One of the ways that I connect to these nature totems and archetypal powers found in nature is through my paintings. I was first instructed to paint in a dream in 2002. In that dream I am invited to a family’s home for dinner. After dinner the host says that we are going to paint. I tell him that I do not know how to paint, but he doesn’t seem to care. He gets out canvases, brushes, paints and we start painting. I start by swirling paint onto a large canvas. As I paint, I notice that images are appearing. It was like the painting process in the dream was teaching me how to paint. I was in a dream group at the time and when I told them the dream they said, “You have to paint.”  So, following the dream, I started painting. At first there was very little detail in my paintings, but slowly over time, the detail began to emerge into the way I paint today.
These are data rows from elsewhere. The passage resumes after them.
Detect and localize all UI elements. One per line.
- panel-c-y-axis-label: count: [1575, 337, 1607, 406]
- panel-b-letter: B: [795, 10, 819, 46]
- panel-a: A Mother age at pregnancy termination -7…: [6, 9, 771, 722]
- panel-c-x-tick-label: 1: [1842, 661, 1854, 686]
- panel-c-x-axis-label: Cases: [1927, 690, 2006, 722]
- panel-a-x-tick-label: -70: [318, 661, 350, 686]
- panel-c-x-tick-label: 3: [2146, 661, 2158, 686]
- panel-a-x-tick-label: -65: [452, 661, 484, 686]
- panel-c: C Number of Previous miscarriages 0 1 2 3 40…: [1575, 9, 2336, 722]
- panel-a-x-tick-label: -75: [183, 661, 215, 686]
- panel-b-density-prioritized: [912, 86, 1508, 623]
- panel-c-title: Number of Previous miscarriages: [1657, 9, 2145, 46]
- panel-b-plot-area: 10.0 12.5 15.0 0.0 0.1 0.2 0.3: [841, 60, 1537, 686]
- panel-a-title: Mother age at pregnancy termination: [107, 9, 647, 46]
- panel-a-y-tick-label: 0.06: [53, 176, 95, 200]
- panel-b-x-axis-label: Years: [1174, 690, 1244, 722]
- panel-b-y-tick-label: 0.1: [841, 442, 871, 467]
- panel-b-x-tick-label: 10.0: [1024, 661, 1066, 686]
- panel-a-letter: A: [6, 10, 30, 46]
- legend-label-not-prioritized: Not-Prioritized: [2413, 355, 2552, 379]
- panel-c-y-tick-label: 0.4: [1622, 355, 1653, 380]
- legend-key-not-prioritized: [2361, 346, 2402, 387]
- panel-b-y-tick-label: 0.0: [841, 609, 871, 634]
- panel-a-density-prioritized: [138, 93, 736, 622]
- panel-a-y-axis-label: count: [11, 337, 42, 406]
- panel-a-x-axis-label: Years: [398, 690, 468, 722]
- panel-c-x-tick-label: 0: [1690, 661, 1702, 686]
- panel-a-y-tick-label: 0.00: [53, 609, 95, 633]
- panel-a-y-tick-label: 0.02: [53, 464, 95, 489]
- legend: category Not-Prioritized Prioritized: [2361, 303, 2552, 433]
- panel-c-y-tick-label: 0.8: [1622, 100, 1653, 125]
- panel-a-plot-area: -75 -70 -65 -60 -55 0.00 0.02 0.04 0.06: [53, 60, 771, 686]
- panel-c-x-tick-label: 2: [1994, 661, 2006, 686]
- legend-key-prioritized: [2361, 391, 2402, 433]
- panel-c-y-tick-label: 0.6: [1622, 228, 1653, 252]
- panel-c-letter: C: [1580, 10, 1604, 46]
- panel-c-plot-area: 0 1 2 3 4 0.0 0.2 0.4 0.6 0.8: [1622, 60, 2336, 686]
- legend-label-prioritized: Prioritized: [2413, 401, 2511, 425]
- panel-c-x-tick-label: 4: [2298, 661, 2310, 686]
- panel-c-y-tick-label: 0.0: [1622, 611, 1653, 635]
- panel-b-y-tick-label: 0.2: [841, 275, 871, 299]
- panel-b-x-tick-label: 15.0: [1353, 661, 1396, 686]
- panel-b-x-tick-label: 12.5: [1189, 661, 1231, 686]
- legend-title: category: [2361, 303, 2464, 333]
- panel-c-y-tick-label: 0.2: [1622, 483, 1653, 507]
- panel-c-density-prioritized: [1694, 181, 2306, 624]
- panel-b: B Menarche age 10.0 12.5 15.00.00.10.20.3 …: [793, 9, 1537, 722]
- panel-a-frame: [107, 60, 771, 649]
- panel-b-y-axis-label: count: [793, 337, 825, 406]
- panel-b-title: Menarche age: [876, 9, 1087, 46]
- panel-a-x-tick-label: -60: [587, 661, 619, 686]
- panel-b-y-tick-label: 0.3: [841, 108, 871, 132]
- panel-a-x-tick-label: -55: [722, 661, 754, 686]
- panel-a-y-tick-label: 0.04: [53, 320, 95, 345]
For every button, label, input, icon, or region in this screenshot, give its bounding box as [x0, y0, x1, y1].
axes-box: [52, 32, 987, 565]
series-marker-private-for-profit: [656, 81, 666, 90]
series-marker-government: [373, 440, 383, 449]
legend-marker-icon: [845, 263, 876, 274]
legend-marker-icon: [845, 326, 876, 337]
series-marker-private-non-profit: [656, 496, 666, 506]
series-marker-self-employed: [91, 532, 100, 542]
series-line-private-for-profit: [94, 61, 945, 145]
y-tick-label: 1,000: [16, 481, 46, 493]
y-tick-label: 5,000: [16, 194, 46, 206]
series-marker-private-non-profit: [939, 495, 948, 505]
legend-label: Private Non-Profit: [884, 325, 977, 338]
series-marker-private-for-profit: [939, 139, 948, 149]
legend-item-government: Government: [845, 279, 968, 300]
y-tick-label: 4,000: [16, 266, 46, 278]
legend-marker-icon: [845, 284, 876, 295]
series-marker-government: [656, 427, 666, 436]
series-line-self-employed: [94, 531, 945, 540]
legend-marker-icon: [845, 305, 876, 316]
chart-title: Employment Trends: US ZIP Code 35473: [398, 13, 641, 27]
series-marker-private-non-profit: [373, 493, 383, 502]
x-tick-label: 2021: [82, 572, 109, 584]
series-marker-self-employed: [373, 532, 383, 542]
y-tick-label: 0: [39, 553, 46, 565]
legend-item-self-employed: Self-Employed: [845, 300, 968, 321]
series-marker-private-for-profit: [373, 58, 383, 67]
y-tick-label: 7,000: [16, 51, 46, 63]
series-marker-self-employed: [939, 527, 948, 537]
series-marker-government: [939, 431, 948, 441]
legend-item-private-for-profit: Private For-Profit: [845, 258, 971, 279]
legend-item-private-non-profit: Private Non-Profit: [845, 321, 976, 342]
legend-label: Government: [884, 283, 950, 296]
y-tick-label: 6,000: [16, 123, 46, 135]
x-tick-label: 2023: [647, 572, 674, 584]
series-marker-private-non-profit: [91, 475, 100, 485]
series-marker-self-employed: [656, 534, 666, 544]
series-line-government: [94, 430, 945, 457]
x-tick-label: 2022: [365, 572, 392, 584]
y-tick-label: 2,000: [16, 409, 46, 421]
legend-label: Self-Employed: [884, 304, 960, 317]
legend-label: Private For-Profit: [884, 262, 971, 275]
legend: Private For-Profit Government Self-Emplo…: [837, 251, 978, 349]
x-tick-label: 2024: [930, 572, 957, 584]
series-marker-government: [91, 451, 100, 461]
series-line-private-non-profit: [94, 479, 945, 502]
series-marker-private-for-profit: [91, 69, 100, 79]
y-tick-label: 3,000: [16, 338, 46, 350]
In 2009, again at the promptings of my dreams, I began training in shamanic healing and energy medicine. As part of that training, I learned to journey into the invisible world of non-ordinary reality and interact with the spirit guides, power animals and other spirit beings that live there. Over time my paintings evolved to include images met in dreams, images met in meditation and images met in shamanic journeys. These images appear in my paintings as a way for me to honor, interact with and integrate them into consciousness as well as an opportunity to build relationships with them as totems in the greater sense of spirit beings in non-ordinary reality as met in my shamanic journeys.

For example, in a recent journey into the background of a canvas I met a wolf. According to Native American custom, Wolf helps us find the way to the deepest levels of self of inner knowing and intuition. Native Americans have long regarded wolves as teachers or pathfinders. Wolf brings the gifts of self-reliance, endurance, and keen intelligence. Wolf brings the totem energies of freedom and companionship. Wolf brings the magic of extraordinary intuition and telepathy. Here is my painting to honor the wolf totem.

The paintings presented in Totems and Nature’s Magic is my way of both honoring and connecting to the animals and flowers that came to me in a dream, during meditation, in a shamanic journey or spoke to me while on a walk or simply appeared to me as I stared into the background that I had painted.  

As you view my paintings in this exhibit, Totems and Nature’s Magic, I invite you to let them speak to you from the imagination of your own soul. When viewed this way, art opens portals between the worlds, transcending ordinary time and space and can be avenues for connecting with your totem or nature’s magic.

Sheldon Shalley’s exhibit, “Totems and Nature’s Magic” is on exhibit in the Stephenson House on the Noblesville Creates campus from April 1 through 30. The gallery is free and open to the public Wednesday-Friday 12pm to 5pm and Saturday from 10am-5pm. Artwork can be purchased by contacting Noblesville Creates or ordering on your phone with the QR codes at the gallery. Meet Sheldon in-person at his reception during First Friday on April 1 from 6pm-9pm at Noblesville Creates.